I’ve spent some time trying to figure out a way I can allow her to spend time outside, without making my fence an eye-sore, or breaking my budget.
How to Keep Cats From Climbing Your Fence
Fencing has its purposes, whether you live in the middle of an urban area, smack in the middle of a neighborhood, or out in the middle of nowhere.
Usually, we put up fences to either keep something in or to keep other things out. But if our fencing isn’t effective, what’s the point?
No matter if we are trying to keep our cats in our yard or other cats out, we need to know the fencing we have chosen is adequate and can do the job.
Our cat’s safety and our neighborhood relations depend on it!
But if it turns out our fencing isn’t as effective as we would like it to be, don’t worry. There are several things that can be done to rectify that.
1. Place Netting on Top of the Fence
Most homeowners who are struggling with unwanted cats in their yard or with their own feline friend getting out will first try and place the netting on top of the fence.
A heavy mesh netting placed on top of the fence will make it more challenging for cats to scale and climb.
Netting is popular because it’s easy to install, not super expensive, and will also keep deer or other unwanted animals from being able to jump or climb your fence.
One downside to netting is it may not provide the look you want for your yard.
Netting can be seen as unattractive and if you have a fence you find aesthetically pleasing, you may not be as excited about this option.
2. Install Roller Bars and/or Anti-Cat Spikes
Perhaps more effective than netting is to install roller bars like this one.
This can be placed on top of your existing fence and will roll, making it tough for even the most dextrous cats to make it over your existing fence.
Another great option similar to the roller bars is to place anti-cat spikes all across your fence. These tiny spikes will make it tough for any feline to maneuver across them.
These are made of plastic or metal and will often serve a dual purpose of keeping birds and squirrels off your fencing as well.
Both of the above items are relatively easy to install.
Many people think they are more attractive, or at least less of an eye-sore than netting, but they will be more expensive.
3. Build a Higher Fence
Here’s an option if you would prefer not to have to install anything on top of your existing fence either because you don’t like the look of your neighborhood doesn’t allow it.
Adding height to your existing fence may be all you need to keep out unwelcome cat guests or prevent your cat from roaming.
This is probably the most attractive option of all three and will give you additional privacy, which may be one of the reasons you built the fence in the first place.
One problem with adding on to your current fence is this: cats are climbers, so just making a higher fence might not give you the results you are hoping for.
Depending on the cat’s agility and determination, they can climb pretty high.
And, if it’s a wood fence, certain felines won’t find it any harder to climb a taller fence than they would find it hard to climb a taller tree.
4. Use a Cat Repellent
Finally, another option that will leave your current fence intact but could provide the solution you’re looking for is to consider buying a cat repellent.
You have a few options in this category to try.
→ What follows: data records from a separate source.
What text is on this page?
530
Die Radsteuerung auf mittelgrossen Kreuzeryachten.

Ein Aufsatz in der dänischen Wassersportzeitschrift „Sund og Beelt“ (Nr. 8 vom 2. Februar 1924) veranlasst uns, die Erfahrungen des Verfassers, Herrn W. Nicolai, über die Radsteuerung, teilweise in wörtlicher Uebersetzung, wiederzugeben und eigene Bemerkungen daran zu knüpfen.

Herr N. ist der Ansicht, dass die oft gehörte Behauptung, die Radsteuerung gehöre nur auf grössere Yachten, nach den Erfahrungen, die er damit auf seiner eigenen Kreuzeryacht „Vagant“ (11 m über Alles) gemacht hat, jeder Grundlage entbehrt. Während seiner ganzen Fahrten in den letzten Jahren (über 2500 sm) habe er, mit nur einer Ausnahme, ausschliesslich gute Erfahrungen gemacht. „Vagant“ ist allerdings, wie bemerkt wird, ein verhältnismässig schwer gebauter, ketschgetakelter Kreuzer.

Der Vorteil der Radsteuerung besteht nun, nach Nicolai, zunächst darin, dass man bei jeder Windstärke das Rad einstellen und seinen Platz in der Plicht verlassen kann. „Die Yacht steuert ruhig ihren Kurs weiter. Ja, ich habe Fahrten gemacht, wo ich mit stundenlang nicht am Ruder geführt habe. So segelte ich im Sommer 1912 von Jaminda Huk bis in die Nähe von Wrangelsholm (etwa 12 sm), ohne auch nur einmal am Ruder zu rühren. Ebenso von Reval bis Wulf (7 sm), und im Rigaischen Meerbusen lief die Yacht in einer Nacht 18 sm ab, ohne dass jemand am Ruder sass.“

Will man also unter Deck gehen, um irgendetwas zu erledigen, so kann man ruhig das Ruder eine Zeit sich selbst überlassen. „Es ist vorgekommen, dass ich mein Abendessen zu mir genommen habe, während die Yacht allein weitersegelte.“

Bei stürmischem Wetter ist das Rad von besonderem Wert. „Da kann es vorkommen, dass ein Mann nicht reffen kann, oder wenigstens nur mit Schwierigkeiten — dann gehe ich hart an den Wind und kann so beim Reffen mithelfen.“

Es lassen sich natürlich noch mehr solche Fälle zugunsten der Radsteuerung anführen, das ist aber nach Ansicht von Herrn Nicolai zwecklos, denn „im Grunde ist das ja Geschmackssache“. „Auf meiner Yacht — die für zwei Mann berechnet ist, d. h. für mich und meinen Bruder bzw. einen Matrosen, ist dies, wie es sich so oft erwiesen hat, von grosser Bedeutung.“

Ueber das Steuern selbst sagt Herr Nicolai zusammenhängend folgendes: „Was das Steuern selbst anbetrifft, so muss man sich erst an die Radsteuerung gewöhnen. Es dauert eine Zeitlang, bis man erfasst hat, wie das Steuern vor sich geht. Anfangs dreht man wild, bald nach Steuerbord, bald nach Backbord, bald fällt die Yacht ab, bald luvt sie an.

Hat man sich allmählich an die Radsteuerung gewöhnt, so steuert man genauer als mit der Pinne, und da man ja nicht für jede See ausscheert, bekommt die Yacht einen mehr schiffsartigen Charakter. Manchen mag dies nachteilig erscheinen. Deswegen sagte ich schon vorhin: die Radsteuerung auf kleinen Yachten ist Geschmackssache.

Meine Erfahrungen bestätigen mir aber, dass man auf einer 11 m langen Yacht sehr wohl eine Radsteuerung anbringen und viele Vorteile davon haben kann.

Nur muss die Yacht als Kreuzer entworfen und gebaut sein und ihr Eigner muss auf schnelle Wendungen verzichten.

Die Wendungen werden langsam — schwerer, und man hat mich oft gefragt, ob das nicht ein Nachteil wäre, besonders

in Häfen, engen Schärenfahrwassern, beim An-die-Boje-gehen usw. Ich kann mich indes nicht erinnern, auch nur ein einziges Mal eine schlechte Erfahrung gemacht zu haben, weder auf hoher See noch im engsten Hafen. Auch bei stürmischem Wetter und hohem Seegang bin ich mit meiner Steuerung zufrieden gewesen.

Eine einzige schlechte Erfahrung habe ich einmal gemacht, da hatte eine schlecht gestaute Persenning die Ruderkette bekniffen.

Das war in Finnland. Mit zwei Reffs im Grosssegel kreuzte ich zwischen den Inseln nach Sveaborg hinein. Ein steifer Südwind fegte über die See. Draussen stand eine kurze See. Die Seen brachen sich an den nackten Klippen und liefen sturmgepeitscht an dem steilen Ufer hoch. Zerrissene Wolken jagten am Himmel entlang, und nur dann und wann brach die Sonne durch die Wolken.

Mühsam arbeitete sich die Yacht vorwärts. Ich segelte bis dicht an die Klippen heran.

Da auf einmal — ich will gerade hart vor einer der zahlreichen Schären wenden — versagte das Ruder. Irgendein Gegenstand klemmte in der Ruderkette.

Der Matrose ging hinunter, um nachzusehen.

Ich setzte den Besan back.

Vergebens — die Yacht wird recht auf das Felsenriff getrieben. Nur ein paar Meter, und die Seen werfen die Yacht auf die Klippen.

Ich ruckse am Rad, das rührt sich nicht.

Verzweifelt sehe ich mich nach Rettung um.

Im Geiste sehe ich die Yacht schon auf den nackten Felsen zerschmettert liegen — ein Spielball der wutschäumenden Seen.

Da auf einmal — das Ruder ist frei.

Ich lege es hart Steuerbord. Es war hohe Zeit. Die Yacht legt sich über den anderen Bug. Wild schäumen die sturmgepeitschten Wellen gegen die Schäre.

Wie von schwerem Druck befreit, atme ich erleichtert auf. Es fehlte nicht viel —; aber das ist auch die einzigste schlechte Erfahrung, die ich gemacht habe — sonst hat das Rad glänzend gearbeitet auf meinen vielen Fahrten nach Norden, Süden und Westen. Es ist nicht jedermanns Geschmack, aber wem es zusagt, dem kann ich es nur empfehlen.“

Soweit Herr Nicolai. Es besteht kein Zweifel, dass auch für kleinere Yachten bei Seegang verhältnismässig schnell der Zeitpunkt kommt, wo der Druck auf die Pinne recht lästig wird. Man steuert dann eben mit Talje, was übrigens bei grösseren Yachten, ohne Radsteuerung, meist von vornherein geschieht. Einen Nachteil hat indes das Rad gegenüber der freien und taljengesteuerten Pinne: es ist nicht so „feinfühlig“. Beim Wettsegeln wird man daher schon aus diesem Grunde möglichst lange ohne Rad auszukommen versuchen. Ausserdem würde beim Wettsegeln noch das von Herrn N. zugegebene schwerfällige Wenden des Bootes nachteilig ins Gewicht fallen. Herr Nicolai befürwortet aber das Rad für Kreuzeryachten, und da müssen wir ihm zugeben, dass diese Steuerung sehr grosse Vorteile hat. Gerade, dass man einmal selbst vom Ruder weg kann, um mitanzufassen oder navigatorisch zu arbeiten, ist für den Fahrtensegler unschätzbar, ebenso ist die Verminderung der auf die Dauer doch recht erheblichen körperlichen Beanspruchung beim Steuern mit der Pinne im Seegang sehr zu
One is to opt for an ultrasonic cat repeller that uses motion sensors and strobe lights to scare critters away from your yard or back in, depending on what you need.
These are not harmful, nor do they tend to be annoying to humans.
Another product to try is a motion-activated spray device that will trigger when a cat has gotten within a certain range of it.
The resulting liquid that is released is not harmful but will make your kitty think twice about leaving or entering the yard.
The obvious problem with the repellent option is you are only going to be able to deter a cat from climbing your fence in a specific area.
If you have a large fence, this may not be the ideal solution, but can work well if there’s a specific spot where entering and/or exiting is easy.
Summing Up Keeping Cats from Climbing Your Fence
There are a few ways to keep cats from climbing your fence. Whether it includes anti-cat spikes, cat repellant, or simply building a higher fence, you can easily DIY your way into keeping your cats where you need them to go.
Hopefully you found this guide useful and can now easily keep cats where you need them!